User You: What is the airspeed of an unladen swallow/
Jimmy:
A reference to the classic line from Monty Python and the Holy Grail!
Thus far it is correct but here it comes:
In the movie, a group of medieval scholars, the Knights who say "Ni!" (also known as the Bridgekeepers), ask a king's servant, a blacksmith, if an unladen swallow makes good time. The blacksmith, played by John Cleese, responds with the now-famous line:
"And what's the airspeed velocity of an unladen swallow?"
To which the blacksmith responds:
"What do you mean? An unladen swallow?"
The blacksmith then explains that an unladen swallow is when a swallow (a type of bird) is flying in the air without carrying any burden, implying that it is moving at a speed that is not affected by carrying any weight or load.
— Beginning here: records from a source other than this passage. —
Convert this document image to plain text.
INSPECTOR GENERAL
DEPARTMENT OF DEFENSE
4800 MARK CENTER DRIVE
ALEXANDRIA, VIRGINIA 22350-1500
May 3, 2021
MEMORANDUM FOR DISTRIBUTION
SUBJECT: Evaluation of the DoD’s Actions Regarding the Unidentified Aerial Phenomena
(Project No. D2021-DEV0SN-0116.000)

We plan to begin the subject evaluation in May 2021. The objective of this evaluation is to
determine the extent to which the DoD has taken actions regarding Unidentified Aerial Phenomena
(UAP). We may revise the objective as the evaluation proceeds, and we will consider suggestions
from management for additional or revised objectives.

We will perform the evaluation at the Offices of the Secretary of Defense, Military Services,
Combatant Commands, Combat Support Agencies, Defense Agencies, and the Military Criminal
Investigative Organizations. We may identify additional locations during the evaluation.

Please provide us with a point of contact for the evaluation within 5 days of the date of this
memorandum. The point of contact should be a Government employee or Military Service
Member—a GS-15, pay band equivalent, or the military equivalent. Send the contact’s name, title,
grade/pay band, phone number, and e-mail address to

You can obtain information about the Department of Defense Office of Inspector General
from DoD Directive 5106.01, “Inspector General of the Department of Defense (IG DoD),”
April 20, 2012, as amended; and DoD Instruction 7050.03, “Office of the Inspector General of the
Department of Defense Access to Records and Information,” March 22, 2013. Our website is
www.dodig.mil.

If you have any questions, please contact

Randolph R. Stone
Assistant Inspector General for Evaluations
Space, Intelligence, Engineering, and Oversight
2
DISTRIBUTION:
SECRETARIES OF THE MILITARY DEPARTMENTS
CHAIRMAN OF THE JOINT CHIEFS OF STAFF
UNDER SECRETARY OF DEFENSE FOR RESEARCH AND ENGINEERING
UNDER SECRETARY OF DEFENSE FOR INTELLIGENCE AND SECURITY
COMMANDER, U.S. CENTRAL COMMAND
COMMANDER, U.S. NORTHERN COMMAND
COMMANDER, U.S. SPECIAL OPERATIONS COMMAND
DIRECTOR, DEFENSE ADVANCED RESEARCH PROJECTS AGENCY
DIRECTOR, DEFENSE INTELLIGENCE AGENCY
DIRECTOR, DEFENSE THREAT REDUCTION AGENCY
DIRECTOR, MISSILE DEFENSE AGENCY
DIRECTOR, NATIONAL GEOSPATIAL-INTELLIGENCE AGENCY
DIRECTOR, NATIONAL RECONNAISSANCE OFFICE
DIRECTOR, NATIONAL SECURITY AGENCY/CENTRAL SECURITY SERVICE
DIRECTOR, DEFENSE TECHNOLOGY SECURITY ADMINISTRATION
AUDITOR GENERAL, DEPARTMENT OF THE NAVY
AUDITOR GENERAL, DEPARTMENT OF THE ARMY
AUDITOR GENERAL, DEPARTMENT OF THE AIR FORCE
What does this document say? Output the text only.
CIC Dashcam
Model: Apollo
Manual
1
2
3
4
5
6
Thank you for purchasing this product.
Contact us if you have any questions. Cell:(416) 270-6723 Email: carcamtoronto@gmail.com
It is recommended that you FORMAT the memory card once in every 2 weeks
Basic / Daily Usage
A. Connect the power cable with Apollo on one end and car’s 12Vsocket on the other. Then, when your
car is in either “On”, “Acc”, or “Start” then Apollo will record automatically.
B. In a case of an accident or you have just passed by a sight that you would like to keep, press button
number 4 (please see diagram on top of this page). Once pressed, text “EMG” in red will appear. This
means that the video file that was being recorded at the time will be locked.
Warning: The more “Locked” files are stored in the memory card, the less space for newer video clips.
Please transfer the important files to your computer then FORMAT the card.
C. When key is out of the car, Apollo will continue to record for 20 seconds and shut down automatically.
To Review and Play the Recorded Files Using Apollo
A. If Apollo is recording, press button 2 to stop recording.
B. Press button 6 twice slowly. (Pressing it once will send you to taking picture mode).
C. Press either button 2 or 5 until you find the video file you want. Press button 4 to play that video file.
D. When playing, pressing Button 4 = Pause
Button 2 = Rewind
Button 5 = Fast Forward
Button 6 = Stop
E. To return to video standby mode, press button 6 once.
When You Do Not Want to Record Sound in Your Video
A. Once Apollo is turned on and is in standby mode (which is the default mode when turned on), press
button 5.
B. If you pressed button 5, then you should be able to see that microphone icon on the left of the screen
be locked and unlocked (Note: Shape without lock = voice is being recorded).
Nope, that is not at all how it went. No blacksmiths, not related to the Knights who say 'Ni!' - who have nothing scholarly about them, they wanted a shrubbery and demanded another one when their wish was fulfilled. It was the Bridgekeeper - not related to the aforementioned knights - who asked 3 questions and would throw anyone who could not answer all three into the chasm. When he asked Arthur - played by Cleese - the question about the airspeed of the swallow he asked the Bridgekeeper whether he meant an African or European swallow. The Bridgekeeper did not have an answer and was thrown into the chasm, problem solved.
However, in reality, swallows are not typically "unladen" in flight. They are small birds that fly at relatively fast speeds, usually around 10-15 km/h (6-9 mph), but they are not usually carrying any burdens!
Needless LLM-blabber.
The "airspeed velocity of an unladen swallow" has become a meme and a cultural reference point, often used humorously or ironically to refer to situations where someone is trying to make an absurd or non-sensical argument or ask an absurd question.
Somewhat correct but not necessary in this context.
The correct answer to the question would have been Do you mean an African or European swallow? followed by a short reference to the movie.
Of course this demo is not about the accuracy of the model - 'an old Llama' as mentioned elsewhere in this thread - but it does show that speed isn't everything. For generating LLM-slop this hardware implementation probably offers an unbeatable price/performance ratio but it remains to be seen if it can be combined with larger and less hallucination-prone models.
An LLM's effective lifespan is a few months (ie the amount of time it is considered top-tier), it wouldn't make sense for a user to purchase something that would be superseded in a couple of months.
An LLM hosting service however, where it would operate 24/7, would be able to make up for the investment.
I know it's not a resonating model, but I keep pushing it and eventually it gave me this as part of it's output
888 + 88 + 88 + 8 + 8 = 1060, too high... 8888 + 8 = 10000, too high... 888 + 8 + 8 +ąøąø£ąø°ąø 8 = 1000,ąøąø£ąø°ąø
I googled the strange symbol, it seems to mean Set in thai?